Q: What are the responsibilities of a university professor?
Tharakan:
The primary responsibility in teaching is to get information across to your students in a manner in which they are able to understand it. The bulk of my time is spent preparing for class. For each hour I might be in class lecturing, I probably spend about two to three hours preparing. Once you've delivered the material, you have to be able to assess that the students have, in fact, understood what you've taught, so the second part is evaluation. This includes assigning homework and problem sets, making up exams and quizzes, and designing projects that the students can get involved in. All these quizzes, assignments, tests, and projects need to be graded. So, on top of the preparation and the teaching, you have to devote time to evaluation-grading and basically evaluating student performance. So if I were to break it down, I'd say probably about 30% of your time is spent teaching, 40% is spent preparing to teach, and the other 30% is spent on grading and evaluation.
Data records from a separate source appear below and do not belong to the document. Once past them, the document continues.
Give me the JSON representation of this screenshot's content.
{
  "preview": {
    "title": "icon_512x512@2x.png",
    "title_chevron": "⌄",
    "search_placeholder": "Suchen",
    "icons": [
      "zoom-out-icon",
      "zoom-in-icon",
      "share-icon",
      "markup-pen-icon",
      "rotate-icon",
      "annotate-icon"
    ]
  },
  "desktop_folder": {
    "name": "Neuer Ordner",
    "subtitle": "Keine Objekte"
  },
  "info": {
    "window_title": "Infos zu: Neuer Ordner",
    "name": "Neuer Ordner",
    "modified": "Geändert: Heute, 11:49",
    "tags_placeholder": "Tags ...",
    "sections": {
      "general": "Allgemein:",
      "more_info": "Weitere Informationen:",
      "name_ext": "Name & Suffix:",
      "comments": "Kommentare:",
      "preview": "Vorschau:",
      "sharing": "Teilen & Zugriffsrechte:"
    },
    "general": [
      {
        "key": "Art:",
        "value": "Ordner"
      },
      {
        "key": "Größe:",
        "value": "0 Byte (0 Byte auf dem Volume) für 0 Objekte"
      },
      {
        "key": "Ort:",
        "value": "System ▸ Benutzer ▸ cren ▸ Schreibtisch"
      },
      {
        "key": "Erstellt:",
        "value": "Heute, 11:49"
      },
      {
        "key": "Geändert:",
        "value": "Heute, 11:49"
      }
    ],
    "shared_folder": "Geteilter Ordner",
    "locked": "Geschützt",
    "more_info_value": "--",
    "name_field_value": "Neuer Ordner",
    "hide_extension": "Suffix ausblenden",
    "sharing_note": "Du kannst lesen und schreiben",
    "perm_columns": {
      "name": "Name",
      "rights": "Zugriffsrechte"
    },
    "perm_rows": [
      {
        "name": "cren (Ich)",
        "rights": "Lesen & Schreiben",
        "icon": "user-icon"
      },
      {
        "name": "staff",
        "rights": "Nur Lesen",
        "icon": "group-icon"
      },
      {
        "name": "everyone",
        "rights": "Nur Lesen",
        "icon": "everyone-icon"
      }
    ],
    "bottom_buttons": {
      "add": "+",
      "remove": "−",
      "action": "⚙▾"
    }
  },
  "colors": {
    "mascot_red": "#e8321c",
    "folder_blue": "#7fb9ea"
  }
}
Q: How does your time break down between teaching and research?
Tharakan:
There are some departments that do not have a graduate program at all. All they do is offer an undergraduate degree. In those departments, there's usually very little emphasis on research. The bulk of your time is spent teaching. In a department that offers a master's degree, probably the breakdown is around 40% of your time is spent on research, 40% is on teaching. In a research-focused university where the department offers Ph.D. degrees, the time split is more like 60% for research and 20% for teaching. The number of courses that you're required to teach every semester or every quarter is much less. In both cases, the other 20% is service-time spent on service to the department and to the university. It might be spent on committee work, administrative matters, advising or counseling students, or other bureaucratic matters.

Q: What do chemical engineering students need at the undergraduate level to be successful in today's market?
Tharakan:
First and foremost, they need to have a solid grasp of chemical engineering fundamentals. This includes an understanding of kinetics and reactor design, of various transport phenomenon-such as fluid mechanics, mass transfer and heat transfer, and material in the energy balances. All of these are the core courses within any good chemical engineering program. So you do need to have a good foundation in the basics of the field. In today's industrial and political and social environment, I think it's essential that students also have a good understanding and grasp of matters that don't directly concern chemical engineering, like policy issues or the state-of-the-art in the different areas of research, different technologies. It's important to have a fairly broad perspective on your education. It's not enough to know the fundamentals of chemical engineering. It's also important to know how to communicate them. To see how chemical engineering relates to the world, how it relates to problems that the world is facing right now. These problems might include environmental or energy-related problems.

Q: Why is it not enough just to have the technical skills that a chemical engineering curriculum offers?
Tharakan:
One of the main things that you do in industry is communicate. You have ideas, and you work on certain ideas and projects-maybe by yourself, but increasingly it's not. It's as a team. The cooperation within the team has to be very good for the projects that you work on to be successful and that requires effective communication. Team members have to be aware of how their project fits into the overall policy goals of the industry or the corporation, in particular, and also how it impacts society in general. The industry is not just involved in creating products that it sells. It sells them to specific individuals, and they sell them within a certain market. That market, and those individuals, are informed by government policy and current tastes. All those things have a bearing on how a project gets worked out, and how it develops to its end result. Those are some ways that these other considerations, aside from just the fundamentals of engineering and chemical engineering, have an impact on your performance in industry.